FMI predicts U.S. total construction will just about reach 2003 levels next year
FMI Corp.'s latest construction forecast calls for 2 percent growth in 2011 overall, and 6 percent growth in 2012. In today's economy that sounds like ambitious growth, but in constant 2006 dollars, it represents only 3 percent growth for 2012 and a 1 percent drop in construction for 2011. In 2012, U.S. total construction will just about return to 2003 levels in current dollars, according to an FMI release.
Breaking nonresidential buildings down by type, FMI predicts the following:
- Lodging construction will drop 16 percent in 2011 to $10 billion and show some signs of growth at 4 percent for 2012.

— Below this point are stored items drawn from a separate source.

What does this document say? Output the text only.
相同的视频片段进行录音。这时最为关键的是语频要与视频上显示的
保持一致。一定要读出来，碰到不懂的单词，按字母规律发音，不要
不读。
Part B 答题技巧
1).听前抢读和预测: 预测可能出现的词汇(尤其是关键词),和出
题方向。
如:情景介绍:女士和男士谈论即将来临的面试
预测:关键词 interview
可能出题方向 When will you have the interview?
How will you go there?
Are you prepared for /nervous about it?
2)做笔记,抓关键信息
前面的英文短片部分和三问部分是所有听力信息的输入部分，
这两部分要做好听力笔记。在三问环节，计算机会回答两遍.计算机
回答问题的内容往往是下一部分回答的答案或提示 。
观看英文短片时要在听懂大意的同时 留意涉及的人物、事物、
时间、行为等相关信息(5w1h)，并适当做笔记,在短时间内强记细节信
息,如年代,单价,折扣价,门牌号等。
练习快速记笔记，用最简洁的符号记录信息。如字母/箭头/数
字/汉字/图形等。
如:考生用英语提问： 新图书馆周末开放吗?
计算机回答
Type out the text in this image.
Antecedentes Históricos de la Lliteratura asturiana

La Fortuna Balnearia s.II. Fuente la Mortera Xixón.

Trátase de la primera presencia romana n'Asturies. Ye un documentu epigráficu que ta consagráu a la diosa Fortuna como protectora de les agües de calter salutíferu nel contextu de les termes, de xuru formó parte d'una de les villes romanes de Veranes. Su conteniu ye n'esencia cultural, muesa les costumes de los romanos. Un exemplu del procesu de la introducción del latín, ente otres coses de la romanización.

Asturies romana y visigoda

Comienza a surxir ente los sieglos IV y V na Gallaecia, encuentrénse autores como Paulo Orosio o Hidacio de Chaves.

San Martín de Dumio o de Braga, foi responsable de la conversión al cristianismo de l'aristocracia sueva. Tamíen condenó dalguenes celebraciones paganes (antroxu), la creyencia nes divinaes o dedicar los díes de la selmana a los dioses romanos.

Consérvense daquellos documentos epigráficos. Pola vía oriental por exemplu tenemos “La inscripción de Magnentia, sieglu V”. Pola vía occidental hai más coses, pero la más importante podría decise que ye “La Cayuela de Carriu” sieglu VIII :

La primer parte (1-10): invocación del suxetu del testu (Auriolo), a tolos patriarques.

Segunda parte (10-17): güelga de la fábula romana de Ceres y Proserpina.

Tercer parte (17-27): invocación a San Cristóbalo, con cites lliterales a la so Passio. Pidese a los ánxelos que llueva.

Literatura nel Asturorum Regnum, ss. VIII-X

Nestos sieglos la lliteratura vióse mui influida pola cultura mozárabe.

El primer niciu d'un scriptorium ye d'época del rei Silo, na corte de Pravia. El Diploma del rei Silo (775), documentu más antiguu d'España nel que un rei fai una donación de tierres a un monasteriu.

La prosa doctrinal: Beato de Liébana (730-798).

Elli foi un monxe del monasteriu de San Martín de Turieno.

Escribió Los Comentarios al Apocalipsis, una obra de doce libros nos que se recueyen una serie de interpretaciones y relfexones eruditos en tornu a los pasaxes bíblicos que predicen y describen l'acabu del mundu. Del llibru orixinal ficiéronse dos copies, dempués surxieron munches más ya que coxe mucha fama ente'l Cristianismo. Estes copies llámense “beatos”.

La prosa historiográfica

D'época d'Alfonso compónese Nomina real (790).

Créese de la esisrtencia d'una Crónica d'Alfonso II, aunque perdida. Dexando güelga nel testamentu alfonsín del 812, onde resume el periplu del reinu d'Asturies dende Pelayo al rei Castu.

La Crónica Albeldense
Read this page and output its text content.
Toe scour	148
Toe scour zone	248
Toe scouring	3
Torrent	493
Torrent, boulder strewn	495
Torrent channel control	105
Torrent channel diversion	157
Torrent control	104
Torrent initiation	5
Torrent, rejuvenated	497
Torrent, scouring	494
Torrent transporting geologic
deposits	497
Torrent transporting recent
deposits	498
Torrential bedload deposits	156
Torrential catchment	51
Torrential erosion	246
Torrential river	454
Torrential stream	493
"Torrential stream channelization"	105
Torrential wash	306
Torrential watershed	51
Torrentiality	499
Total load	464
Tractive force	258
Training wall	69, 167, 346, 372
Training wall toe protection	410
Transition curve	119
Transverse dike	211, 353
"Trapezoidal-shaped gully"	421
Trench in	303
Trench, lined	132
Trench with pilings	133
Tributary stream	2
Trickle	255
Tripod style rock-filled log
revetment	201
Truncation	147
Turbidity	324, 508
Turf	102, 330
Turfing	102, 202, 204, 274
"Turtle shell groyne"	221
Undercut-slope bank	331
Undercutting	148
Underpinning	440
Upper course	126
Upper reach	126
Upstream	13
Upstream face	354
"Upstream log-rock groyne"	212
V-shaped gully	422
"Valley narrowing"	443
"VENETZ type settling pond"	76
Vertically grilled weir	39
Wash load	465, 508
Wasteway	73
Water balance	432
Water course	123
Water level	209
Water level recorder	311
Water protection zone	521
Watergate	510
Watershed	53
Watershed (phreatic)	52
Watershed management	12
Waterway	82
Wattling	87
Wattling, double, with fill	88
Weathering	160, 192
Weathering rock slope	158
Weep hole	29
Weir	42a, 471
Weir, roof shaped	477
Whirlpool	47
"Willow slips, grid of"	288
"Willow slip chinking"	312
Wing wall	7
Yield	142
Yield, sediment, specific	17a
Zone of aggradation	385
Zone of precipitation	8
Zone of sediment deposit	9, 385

- Office construction is highly dependent on employment, and it will take several years until there is enough employment growth to spur new construction. This segment will drop another 5 percent in 2011, compared to a 32 percent drop in 2010, with some improvement expected in 2012 to get to the $45.5 billion mark.
- Health care construction will grow only 2 percent in 2011 and is forecast to grow 3 percent in 2012. This is a drop from the previous forecast.
- Education construction put in place was down 13 percent in 2010, so a reduction of only 2 percent for 2011 and a forecast of 4 percent growth for 2012 is welcome. Other than 2010, school construction has been holding up well during the recession, but the current cuts in state and federal budgets threaten another downturn.
- Religious construction lost another 4 percent in 2011 and will continue to be weak in 2012.
- After holding up well with projects under way, public safety construction lost 8 percent in 2010, another 4 percent in 2011 and will drop 3 percent again in 2012 to around $12 billion.